ECLI:NL:RBNHO:2022:7631

Rechtbank Noord-Holland

Datum uitspraak
4 april 2022
Publicatiedatum
23 augustus 2022
Zaaknummer
AWB - 22 _ 1179
Instantie
Rechtbank Noord-Holland
Type
Uitspraak
Procedures
  • Voorlopige voorziening
Vindplaatsen
  • Rechtspraak.nl
AI samenvatting door LexboostAutomatisch gegenereerd

Afwijzing verzoek voorlopige voorziening bij intrekking bijstandsuitkering wegens verblijf op ander adres

In deze zaak heeft de voorzieningenrechter van de Rechtbank Noord-Holland op 4 april 2022 uitspraak gedaan in een verzoek om een voorlopige voorziening. De zaak betreft de intrekking van de bijstandsuitkering van verzoeker door het college van burgemeester en wethouders van de gemeente Haarlem, omdat verzoeker niet meer op zijn uitkeringsadres verblijft. Verzoeker heeft een gebiedsverbod opgelegd gekregen rondom dat adres, wat zijn terugkeer daar niet realistisch maakt. De voorzieningenrechter heeft het verzoek om een voorlopige voorziening afgewezen, omdat verzoeker niet heeft aangetoond waar hij momenteel verblijft en de verwachting dat hij terug kan keren naar zijn oorspronkelijke adres niet wordt ondersteund door de feiten.

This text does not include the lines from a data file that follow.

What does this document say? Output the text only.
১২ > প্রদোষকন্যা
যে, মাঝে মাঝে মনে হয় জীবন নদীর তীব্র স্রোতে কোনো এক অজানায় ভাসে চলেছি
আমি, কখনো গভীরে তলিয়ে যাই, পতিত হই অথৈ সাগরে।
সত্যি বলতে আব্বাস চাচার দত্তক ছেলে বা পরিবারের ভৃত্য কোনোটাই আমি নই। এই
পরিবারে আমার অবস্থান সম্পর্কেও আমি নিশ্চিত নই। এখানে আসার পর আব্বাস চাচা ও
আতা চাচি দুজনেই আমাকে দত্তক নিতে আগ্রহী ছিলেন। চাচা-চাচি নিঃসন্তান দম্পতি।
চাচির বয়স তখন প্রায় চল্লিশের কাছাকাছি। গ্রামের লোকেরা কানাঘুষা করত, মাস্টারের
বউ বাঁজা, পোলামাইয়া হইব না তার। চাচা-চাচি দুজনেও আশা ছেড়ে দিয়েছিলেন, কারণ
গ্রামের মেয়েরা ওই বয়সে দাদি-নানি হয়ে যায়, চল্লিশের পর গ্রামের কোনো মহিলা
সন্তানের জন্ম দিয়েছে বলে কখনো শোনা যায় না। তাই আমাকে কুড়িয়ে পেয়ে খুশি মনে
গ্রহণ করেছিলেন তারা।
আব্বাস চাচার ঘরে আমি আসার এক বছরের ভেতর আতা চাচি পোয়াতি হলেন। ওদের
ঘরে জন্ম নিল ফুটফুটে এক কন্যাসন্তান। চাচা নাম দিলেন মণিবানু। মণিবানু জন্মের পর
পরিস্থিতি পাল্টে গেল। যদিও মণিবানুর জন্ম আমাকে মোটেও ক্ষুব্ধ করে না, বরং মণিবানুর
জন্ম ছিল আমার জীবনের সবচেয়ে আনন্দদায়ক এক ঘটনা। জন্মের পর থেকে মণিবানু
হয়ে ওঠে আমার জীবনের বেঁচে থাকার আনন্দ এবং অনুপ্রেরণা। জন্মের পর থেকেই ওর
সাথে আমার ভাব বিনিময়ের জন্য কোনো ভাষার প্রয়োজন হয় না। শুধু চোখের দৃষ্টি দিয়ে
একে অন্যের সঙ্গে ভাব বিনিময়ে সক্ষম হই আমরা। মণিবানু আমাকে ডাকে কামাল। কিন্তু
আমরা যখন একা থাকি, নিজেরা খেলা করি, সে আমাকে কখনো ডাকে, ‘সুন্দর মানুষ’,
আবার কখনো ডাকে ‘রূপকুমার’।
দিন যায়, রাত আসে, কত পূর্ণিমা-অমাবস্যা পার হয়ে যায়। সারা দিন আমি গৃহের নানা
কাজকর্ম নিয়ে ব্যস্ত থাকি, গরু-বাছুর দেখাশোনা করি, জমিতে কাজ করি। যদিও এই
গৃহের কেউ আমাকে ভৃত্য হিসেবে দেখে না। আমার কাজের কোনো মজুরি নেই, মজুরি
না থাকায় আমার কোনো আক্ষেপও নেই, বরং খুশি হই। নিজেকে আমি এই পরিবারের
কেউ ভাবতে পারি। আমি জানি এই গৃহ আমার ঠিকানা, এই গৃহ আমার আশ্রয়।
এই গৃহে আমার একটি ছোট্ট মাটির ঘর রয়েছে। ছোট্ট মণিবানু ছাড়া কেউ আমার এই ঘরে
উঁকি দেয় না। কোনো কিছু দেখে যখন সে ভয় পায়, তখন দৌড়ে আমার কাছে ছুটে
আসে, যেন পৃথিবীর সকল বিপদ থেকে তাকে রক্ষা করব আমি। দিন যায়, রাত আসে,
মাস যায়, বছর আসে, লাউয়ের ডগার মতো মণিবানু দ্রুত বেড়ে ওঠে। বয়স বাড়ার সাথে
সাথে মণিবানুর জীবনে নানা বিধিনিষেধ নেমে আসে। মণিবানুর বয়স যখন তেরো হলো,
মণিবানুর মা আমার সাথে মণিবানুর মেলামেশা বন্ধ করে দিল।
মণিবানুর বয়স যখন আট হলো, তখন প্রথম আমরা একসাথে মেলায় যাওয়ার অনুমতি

Het procesverloop begon met een besluit van 8 maart 2022, waarin de uitkering van verzoeker met ingang van 25 januari 2022 werd ingetrokken op basis van de Participatiewet. Verzoeker maakte bezwaar tegen dit besluit en vroeg de voorzieningenrechter om een voorlopige voorziening. Tijdens de zitting op 22 maart 2022 werd verzoeker vertegenwoordigd door zijn gemachtigde, terwijl verweerder ook een gemachtigde had. De voorzieningenrechter oordeelde dat het oordeel voorlopig is en niet bindend voor een eventueel bodemgeding.

De voorzieningenrechter concludeerde dat verzoeker niet voldoende heeft meegewerkt aan het onderzoek naar zijn verblijfplaats en dat de omstandigheden, waaronder een gedragsaanwijzing van de Officier van Justitie, de verwachting van verzoeker dat hij terug kan keren naar zijn adres niet realistisch maken. De voorzieningenrechter wees het verzoek om voorlopige voorziening af en er werd geen proceskostenveroordeling opgelegd. De uitspraak is openbaar uitgesproken en er staat geen hoger beroep of verzet open tegen deze uitspraak.

Uitspraak

RECHTBANK NOORD-HOLLAND

Zittingsplaats Haarlem
Bestuursrecht
zaaknummer: HAA 22/1179

uitspraak van de voorzieningenrechter van 4 april 2022 in de zaak tussen

[verzoeker], uit [woonplaats], verzoeker

(gemachtigde: mr. M. Baadoudi),
en

het college van burgemeester en wethouders van de gemeente Haarlem, verweerder

(gemachtigde: mr. S. Dijkman Dulkes - Wan).

Procesverloop

In het besluit van 8 maart 2022 heeft verweerder de uitkering van verzoeker op grond van de Participatiewet (Pw) met ingang van 25 januari 2022 ingetrokken.
Verzoeker heeft tegen dit besluit bezwaar gemaakt. Hij heeft de voorzieningenrechter verzocht om een voorlopige voorziening te treffen.
De voorzieningenrechter heeft het verzoek op 22 maart 2022 op zitting behandeld. Verzoeker is vertegenwoordigd door zijn gemachtigde. Verweerder heeft zich laten vertegenwoordigen door zijn gemachtigde.

Overwegingen

1. Het oordeel van de voorzieningenrechter heeft een voorlopig karakter en bindt de rechtbank in een (eventueel) bodemgeding niet.
Wat vooraf ging
2. Verzoeker staat ingeschreven vanaf 25 mei 2021 op het adres [adres 1]. Hoofdbewoners op dat adres zijn de broer van verzoeker, [naam], en zijn gezin. In januari 2022 komt de post van verweerder gericht aan verzoeker retour, met daarop geschreven de mededeling “woont niet hier”. Deze broer van verzoeker heeft een adresonderzoek in laten stellen om hem uit te schrijven van het adres.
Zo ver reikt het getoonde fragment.